See if you can finish it from here.
On
I think that you have done almost everything. In your notation you have the following inequalities: $r>=0$, $r<1$, $r^2+2nr-1<0$. The last one gives $r<\sqrt{n^2+1}-n$. This gives possible values of $r$ for given $n>=0$. For negative $n$ your computation is not correct.
On
Write $x=n+r$, where $n\in\mathbb{Z}$ and $0\le r\lt1$. Then we want $$ \left\lfloor n^2+2nr+r^2\right\rfloor=\left\lfloor(n+r)^2\right\rfloor=\lfloor n+r\rfloor^2=n^2\tag1 $$ If $r=0$, then $(1)$ is true. Thus, we have any $x\in\mathbb{Z}$ is a solution.

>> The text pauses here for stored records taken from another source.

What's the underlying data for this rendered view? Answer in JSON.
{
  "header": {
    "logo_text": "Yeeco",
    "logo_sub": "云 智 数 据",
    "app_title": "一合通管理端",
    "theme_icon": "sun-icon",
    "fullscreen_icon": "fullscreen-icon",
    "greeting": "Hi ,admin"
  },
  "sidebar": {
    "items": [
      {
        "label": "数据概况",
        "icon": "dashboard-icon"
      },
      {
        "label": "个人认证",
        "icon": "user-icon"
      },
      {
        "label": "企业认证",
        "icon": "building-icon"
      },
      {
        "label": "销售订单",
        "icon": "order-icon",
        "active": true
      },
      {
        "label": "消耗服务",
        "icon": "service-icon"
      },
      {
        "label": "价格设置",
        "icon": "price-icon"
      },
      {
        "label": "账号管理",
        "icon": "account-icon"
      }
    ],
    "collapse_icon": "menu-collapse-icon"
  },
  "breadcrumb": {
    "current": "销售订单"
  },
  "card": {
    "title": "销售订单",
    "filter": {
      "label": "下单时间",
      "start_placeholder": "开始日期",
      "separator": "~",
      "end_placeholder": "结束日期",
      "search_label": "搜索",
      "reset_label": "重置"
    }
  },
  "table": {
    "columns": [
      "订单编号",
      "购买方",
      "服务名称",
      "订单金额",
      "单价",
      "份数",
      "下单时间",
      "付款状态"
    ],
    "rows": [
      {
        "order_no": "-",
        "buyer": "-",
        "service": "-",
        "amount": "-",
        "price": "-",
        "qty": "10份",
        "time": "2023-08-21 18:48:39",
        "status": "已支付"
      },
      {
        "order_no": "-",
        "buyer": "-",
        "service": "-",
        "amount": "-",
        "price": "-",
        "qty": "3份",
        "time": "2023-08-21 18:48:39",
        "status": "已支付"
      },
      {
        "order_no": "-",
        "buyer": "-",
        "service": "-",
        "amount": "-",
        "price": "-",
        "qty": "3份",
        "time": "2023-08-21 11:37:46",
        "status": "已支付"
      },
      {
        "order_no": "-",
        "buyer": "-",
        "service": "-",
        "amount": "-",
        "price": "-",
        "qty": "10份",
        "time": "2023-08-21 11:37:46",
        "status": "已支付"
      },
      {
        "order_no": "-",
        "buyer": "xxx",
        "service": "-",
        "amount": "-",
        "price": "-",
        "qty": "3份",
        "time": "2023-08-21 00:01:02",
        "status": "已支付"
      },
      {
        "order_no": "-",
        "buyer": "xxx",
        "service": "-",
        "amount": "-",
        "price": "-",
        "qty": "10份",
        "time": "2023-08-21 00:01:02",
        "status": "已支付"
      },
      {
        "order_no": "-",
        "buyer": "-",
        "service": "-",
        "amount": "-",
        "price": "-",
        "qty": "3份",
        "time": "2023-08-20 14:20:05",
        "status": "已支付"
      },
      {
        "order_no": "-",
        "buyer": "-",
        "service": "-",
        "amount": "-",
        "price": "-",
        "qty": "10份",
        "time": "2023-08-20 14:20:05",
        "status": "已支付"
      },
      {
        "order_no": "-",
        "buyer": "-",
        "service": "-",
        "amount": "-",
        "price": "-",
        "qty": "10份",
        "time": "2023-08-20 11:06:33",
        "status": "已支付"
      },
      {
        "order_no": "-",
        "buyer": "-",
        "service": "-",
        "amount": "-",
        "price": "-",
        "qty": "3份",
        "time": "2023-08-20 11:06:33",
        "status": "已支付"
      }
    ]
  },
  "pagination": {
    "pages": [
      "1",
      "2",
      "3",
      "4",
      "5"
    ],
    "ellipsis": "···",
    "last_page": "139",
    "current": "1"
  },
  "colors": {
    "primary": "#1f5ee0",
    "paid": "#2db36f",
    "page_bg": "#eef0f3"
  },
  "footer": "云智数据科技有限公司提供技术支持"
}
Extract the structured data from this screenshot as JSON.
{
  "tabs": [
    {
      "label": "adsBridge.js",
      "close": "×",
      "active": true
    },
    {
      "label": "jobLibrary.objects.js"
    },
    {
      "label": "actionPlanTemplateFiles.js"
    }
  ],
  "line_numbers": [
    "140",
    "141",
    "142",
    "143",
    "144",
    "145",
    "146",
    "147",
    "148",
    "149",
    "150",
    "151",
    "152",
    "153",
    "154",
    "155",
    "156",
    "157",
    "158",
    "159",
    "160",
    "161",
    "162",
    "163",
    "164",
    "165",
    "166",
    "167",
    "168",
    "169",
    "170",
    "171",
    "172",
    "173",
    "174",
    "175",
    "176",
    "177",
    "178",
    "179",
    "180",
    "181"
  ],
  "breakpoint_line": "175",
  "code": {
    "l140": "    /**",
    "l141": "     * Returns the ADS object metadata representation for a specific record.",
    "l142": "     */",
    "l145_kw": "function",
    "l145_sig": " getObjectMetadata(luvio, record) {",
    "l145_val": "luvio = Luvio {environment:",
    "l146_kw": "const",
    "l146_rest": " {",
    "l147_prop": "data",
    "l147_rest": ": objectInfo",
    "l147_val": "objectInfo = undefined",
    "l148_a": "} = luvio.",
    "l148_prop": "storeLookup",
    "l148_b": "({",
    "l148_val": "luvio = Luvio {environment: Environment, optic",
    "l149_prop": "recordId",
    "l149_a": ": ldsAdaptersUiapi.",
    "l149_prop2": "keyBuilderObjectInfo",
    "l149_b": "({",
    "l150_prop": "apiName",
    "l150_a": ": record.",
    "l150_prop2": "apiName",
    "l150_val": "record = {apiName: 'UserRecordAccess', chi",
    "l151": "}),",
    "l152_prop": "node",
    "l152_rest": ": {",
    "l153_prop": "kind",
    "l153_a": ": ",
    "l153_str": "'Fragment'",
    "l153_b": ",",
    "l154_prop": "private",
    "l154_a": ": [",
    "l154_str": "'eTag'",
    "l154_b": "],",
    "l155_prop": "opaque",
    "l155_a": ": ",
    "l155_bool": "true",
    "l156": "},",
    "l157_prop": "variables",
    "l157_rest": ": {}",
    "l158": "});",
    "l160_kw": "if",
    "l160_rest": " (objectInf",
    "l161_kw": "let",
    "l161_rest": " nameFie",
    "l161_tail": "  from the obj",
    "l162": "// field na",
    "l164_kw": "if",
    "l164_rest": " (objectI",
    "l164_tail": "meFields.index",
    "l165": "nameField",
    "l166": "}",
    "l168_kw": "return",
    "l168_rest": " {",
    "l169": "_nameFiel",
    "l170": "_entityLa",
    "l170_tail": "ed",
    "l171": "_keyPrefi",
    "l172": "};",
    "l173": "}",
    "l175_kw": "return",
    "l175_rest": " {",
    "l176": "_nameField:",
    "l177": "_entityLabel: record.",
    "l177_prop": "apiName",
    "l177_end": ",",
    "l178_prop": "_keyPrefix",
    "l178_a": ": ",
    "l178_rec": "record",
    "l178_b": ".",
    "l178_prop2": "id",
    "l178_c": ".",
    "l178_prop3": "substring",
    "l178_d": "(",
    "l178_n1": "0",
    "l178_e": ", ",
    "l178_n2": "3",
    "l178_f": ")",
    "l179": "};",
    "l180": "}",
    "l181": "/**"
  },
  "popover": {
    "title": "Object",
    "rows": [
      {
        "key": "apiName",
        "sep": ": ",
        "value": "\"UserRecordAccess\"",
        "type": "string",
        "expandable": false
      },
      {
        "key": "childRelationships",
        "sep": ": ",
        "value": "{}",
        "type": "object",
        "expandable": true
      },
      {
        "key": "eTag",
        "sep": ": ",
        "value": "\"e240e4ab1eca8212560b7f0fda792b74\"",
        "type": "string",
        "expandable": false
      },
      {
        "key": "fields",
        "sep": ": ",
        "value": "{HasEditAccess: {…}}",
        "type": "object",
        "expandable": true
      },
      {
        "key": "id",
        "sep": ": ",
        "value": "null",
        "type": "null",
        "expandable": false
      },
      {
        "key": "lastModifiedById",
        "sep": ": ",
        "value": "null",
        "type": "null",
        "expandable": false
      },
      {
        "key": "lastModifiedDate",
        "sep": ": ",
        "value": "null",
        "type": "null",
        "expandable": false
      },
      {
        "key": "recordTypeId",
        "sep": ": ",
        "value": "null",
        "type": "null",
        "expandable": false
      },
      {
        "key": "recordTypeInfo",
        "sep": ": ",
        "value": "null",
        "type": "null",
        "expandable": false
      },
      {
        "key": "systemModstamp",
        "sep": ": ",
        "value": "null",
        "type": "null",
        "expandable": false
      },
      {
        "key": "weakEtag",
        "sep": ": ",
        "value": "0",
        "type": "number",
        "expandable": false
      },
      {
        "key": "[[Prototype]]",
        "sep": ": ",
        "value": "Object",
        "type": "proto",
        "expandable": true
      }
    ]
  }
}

Now, assume $0\lt r\lt1$. $(1)$ requires $$ 0\le2nr+r^2\lt1\tag2 $$ To satisfy the left-hand inequality of $(2)$, we need $$ 2n+r\ge0\tag3 $$ So we need $n\ge0$. To satisfy the right-hand inequality of $(2)$, we need $$ 0\lt r\lt-n+\sqrt{n^2+1}\tag4 $$ which is equivalent to $$ n\lt x\lt\sqrt{n^2+1}\tag5 $$ Therefore, we get the complete solution set to be $$ x\in\mathbb{Z}\cup\bigcup_{n=0}^\infty\left(n,\sqrt{n^2+1}\right)\tag6 $$
$$0\leq\ 2nr+r^2<1$$
Solve$$ 2nr+r^2-1=0$$ for $r$ in terms of $n$.
$$ r=-n\pm \sqrt {n^2+1} $$
For $$-n- \sqrt {n^2+1} <r< -n+\sqrt {n^2+1}$$
We get $$0\leq\ 2nr+r^2<1$$
Since $r\ge 0$, we just need $$ r< -n+\sqrt {n^2+1}$$
For example if $n=10$, we have to have $r<\sqrt {101}-10 \approx 0.049875$